Ghana : Sept ans après, le meurtre du journaliste Ahmed Divela reste impuni
Un appel à la solidarité mondiale lancé par le CPJ alors que l'assassinat du reporter d'investigation demeure non résolu

Au Ghana, le meurtre du journaliste Ahmed Hussein-Suale Divela reste un symbole criant de l’impunité qui règne en matière d’agressions contre la presse. Sept ans après son assassinat, aucun responsable n’a été traduit en justice. Alors que le monde célèbre ce 2 novembre la Journée internationale pour mettre fin à l’impunité des crimes commis contre les journalistes, le Comité pour la protection des journalistes (CPJ) relance le débat et appelle à la justice pour l’assassinat du journaliste ghanéen.
Divela, membre du média d’investigation Tiger Eye PI, a été assassiné près de son domicile familial à Accra, la capitale du Ghana, en janvier 2019. Le journaliste avait reçu des menaces avant d’être abattu à bout portant dans ce qui apparaît comme un meurtre prémédité.
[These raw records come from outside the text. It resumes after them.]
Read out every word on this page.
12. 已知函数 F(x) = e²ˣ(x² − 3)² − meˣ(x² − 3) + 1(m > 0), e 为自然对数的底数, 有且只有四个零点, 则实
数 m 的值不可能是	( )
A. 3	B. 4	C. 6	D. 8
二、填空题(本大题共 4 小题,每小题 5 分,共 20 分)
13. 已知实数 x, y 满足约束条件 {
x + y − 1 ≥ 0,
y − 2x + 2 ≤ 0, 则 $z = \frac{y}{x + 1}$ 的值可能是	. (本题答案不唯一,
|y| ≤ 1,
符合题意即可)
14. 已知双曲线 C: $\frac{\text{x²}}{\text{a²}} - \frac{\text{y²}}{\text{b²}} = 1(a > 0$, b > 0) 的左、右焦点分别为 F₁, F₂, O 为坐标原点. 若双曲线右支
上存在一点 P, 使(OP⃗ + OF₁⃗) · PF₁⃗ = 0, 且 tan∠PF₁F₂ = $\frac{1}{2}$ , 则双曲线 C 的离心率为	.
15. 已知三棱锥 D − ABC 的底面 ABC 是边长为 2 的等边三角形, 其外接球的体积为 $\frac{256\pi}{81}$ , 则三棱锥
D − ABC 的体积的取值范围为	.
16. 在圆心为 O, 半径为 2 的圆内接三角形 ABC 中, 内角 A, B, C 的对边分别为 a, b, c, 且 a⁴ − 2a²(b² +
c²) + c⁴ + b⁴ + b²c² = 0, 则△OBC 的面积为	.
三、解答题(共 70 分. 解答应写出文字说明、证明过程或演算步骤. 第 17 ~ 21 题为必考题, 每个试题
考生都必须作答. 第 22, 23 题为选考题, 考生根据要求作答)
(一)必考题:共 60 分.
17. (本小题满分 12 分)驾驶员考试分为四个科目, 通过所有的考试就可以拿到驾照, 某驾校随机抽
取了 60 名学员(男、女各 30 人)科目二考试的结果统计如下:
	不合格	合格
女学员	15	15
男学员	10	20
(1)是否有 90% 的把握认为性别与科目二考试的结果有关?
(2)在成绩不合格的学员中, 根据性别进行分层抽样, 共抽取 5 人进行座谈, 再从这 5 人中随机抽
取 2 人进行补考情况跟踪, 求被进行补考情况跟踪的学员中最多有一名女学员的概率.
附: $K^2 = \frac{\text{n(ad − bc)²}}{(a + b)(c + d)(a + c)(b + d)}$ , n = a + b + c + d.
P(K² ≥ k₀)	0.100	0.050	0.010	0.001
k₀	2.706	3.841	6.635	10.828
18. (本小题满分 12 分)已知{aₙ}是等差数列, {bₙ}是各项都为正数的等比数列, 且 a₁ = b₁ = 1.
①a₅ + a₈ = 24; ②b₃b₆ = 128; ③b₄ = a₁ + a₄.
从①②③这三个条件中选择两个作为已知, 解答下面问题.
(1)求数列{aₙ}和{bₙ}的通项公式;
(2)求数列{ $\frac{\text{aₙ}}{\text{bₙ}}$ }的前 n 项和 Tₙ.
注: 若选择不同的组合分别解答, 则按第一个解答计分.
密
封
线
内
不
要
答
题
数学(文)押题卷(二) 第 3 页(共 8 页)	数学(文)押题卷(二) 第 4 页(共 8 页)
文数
« Près de sept ans après l’assassinat du journaliste Ahmed Hussein-Suale Divela, abattu à bout portant, l’incapacité des autorités ghanéennes à identifier et à traduire en justice les responsables de ce meurtre prémédité est scandaleuse », a déclaré Angela Quintal, directrice du Comité pour la protection des journalistes (CPJ) Afrique.
Une famille menacée pour avoir réclamé justice
Dans une interview accordée au CPJ le 9 octobre, Kamilu Ibrahim Tahidu, l’un des frères de Divela, a confié que sa famille gardait espoir que justice soit rendue, notamment suite à l’engagement du président ghanéen John Dramani Mahama de garantir que les responsables rendent des comptes.
Mais cette quête de justice a un prix : Tahidu et un autre frère de Divela ont eux-mêmes reçu des menaces après le meurtre pour avoir dénoncé les faits et réclamé justice pour leur frère assassiné.
Depuis le meurtre de Divela, plusieurs personnes ont été arrêtées puis relâchées dans le cadre de cette affaire, sans qu’aucune inculpation ne soit maintenue. Le mois dernier, le procureur général du Ghana a classé sans suite l’enquête visant un suspect arrêté en mars, invoquant un manque de preuves suffisantes.
Le courriel envoyé par le CPJ au bureau du procureur général pour lui demander des commentaires est resté sans réponse, et le numéro de téléphone indiqué sur le site web du procureur général s’est révélé injoignable.
Un appel à la solidarité internationale
« L’impunité dont jouissent les auteurs de l’assassinat de Divela, comme celle de tant d’autres journalistes ghanéens victimes d’attaques, mérite une attention internationale. Nous appelons les défenseurs de la liberté de la presse du monde entier à se solidariser avec les personnes qui réclament justice », a lancé Angela Quintal.
Le CPJ a documenté un large schéma d’impunité pour les attaques contre la presse au Ghana et a écrit au président Mahama au sujet du bilan du pays en matière de liberté de la presse après son entrée en fonction en janvier.
Pour rappel, la Journée internationale de la fin de l’impunité pour les crimes commis contre les journalistes, célébrée chaque année le 2 novembre, vise à rappeler que les assassinats de journalistes ne doivent pas rester impunis et que la liberté de la presse est un pilier fondamental de la démocratie.